A lot of it is just hype (although it is fun to watch the donut machines). People in smallish cities on the west coast that don’t have Krispy Kreme stores travel to the nearest city that does, load up the trunk, and bring them home and sell them roadside. Fresh, they are an average donut (though a little processed tasting). After they’ve spent an hour or two in someones trunk and then a few hours roadside, and at 400-500% markup, they are not so hot at all.
Some of us have, and agree with you, but good donuts are hard to find in my places. The best donuts I’ve ever had were at Oram’s Donut Shop in Beaver Falls, PA. As of 2010, the parking meters there still took nickels, and 9 grad students were able to eat lunch (burgers, fries, and shakes) for under $30.

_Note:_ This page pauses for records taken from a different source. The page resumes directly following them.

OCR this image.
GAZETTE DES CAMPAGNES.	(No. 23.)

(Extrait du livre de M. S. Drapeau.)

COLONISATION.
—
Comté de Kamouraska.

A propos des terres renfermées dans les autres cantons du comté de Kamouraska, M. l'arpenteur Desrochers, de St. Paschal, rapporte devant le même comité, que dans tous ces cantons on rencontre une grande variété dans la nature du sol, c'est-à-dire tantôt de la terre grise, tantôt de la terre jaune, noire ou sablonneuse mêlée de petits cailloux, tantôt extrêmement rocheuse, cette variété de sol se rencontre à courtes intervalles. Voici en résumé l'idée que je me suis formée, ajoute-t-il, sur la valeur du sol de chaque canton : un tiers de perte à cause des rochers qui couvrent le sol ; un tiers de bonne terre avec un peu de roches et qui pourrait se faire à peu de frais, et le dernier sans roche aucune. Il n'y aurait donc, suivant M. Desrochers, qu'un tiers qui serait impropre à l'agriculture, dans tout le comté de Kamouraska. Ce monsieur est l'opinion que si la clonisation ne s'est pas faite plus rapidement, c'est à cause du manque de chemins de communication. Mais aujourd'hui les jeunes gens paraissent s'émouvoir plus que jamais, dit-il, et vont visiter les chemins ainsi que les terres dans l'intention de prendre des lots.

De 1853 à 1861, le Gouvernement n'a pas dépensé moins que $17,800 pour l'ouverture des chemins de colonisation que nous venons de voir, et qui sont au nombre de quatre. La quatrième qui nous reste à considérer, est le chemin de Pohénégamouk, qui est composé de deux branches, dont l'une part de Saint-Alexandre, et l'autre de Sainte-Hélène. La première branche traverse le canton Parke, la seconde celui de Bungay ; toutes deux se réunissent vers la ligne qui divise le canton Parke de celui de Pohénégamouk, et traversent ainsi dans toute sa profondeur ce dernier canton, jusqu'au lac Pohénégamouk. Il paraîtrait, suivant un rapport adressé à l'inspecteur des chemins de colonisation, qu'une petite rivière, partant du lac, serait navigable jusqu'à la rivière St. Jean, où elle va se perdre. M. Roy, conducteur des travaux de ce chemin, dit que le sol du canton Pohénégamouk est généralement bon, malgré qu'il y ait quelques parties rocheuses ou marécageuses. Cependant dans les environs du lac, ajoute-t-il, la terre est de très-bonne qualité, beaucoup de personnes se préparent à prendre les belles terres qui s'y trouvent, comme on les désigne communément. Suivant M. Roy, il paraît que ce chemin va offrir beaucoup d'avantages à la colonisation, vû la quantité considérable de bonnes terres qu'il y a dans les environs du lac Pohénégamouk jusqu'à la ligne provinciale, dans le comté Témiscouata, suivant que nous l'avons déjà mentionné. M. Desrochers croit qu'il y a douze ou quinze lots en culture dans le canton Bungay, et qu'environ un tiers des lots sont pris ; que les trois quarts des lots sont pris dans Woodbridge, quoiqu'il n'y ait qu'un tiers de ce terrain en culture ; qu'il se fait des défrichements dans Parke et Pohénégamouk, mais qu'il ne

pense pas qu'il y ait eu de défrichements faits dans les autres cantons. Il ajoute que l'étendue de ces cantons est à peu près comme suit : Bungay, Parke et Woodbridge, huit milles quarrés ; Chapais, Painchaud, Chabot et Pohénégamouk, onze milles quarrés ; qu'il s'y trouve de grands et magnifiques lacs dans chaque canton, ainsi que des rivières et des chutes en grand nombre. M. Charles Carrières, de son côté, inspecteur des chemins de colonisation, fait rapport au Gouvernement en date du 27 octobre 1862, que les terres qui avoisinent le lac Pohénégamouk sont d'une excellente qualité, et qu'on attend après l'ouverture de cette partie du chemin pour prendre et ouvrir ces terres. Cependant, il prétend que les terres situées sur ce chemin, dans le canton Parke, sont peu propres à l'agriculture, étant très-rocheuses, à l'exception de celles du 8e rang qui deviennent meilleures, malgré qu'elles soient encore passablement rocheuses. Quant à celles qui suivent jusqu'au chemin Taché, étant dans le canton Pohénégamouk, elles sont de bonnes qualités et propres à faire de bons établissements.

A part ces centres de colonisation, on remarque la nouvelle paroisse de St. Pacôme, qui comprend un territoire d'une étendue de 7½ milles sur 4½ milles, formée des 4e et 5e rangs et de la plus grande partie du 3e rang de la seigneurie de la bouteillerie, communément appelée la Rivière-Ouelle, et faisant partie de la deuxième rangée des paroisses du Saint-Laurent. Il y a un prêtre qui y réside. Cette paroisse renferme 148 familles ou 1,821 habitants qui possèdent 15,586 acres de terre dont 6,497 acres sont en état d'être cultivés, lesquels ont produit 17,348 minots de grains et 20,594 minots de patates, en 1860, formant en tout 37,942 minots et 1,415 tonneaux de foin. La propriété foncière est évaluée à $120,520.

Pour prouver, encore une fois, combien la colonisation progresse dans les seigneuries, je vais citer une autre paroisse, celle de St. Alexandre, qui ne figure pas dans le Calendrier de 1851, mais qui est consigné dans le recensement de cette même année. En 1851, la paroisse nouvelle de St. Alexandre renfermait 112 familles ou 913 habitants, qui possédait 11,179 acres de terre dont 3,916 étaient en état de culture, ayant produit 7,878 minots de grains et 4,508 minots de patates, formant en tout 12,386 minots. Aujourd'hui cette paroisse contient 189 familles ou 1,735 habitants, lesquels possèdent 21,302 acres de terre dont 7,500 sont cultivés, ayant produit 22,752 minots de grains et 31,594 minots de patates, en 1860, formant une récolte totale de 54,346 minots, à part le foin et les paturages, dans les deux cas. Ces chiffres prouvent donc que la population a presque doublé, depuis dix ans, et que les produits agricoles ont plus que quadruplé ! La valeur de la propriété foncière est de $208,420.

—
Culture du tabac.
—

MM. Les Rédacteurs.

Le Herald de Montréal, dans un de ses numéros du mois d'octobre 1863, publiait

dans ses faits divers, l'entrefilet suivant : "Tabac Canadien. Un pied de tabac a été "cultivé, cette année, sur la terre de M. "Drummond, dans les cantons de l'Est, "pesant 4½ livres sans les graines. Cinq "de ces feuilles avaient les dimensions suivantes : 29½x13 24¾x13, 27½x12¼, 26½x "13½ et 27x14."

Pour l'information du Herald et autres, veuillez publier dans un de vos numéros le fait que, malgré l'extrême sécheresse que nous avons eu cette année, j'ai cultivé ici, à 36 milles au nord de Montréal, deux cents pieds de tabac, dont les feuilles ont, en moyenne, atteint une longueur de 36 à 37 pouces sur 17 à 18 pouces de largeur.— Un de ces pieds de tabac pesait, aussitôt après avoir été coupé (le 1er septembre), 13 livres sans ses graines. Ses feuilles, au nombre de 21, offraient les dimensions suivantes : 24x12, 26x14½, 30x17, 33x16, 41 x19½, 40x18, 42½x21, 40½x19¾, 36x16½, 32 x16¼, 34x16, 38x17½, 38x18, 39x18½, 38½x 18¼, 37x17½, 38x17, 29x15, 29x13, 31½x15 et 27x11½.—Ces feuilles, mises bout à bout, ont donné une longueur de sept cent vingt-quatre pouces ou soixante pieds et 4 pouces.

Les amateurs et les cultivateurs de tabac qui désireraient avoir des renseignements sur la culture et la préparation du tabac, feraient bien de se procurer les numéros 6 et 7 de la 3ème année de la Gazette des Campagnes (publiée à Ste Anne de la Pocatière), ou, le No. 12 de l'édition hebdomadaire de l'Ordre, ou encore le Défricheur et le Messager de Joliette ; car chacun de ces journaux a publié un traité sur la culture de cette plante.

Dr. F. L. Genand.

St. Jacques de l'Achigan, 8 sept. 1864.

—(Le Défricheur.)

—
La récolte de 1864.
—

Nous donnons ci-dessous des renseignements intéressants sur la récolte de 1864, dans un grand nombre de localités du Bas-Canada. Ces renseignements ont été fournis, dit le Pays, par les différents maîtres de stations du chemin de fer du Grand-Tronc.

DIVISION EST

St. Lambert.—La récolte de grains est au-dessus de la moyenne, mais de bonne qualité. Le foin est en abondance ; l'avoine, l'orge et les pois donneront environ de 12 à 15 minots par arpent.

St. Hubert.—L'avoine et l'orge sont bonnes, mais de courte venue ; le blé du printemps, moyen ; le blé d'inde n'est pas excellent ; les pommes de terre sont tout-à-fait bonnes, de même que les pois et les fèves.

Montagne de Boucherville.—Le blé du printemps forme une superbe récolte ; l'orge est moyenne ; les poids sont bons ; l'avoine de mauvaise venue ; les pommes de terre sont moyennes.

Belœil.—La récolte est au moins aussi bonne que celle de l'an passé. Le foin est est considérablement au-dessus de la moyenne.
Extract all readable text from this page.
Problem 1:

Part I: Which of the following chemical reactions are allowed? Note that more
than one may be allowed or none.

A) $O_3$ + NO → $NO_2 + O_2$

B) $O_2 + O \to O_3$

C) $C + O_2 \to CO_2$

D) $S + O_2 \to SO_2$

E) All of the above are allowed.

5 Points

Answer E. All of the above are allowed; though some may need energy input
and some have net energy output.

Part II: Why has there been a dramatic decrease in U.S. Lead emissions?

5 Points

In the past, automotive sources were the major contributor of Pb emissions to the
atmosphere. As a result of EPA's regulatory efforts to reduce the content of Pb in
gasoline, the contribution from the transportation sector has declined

Of course, I live near Boston, where you can’t spit within hitting at least 2 Dunkin Donuts locations, and I do have a fondness for them even though they aren’t in the “good donuts” category either.
They used to be just incredible melt in your mouth goodness, but yeah, there’s something chemical about them now. I think they have changed, I think it’s in the last ten years, and I’m willing to blame them going public and focusing on expansion and profit maximization. I wonder if they changed the glaze to survive a wider distribution network. I have no facts to back this up.
When I was a kid, we took Saturday morning family bike rides to get KK. Our elementary school classes took trips to the plant to watch the donuts being made.
We used to walk to there from Porter square as an occasional treat. Had to get up early as they could sell out by 8:30 some mornings. I had a few late start hungover stumbles that ended in disappointment.
Their non-human physiology reacts to krispy kreme flakes like a normal primate’s would to meth (it would explain the cop-donut association and all of the psychotic antisocial behaviors).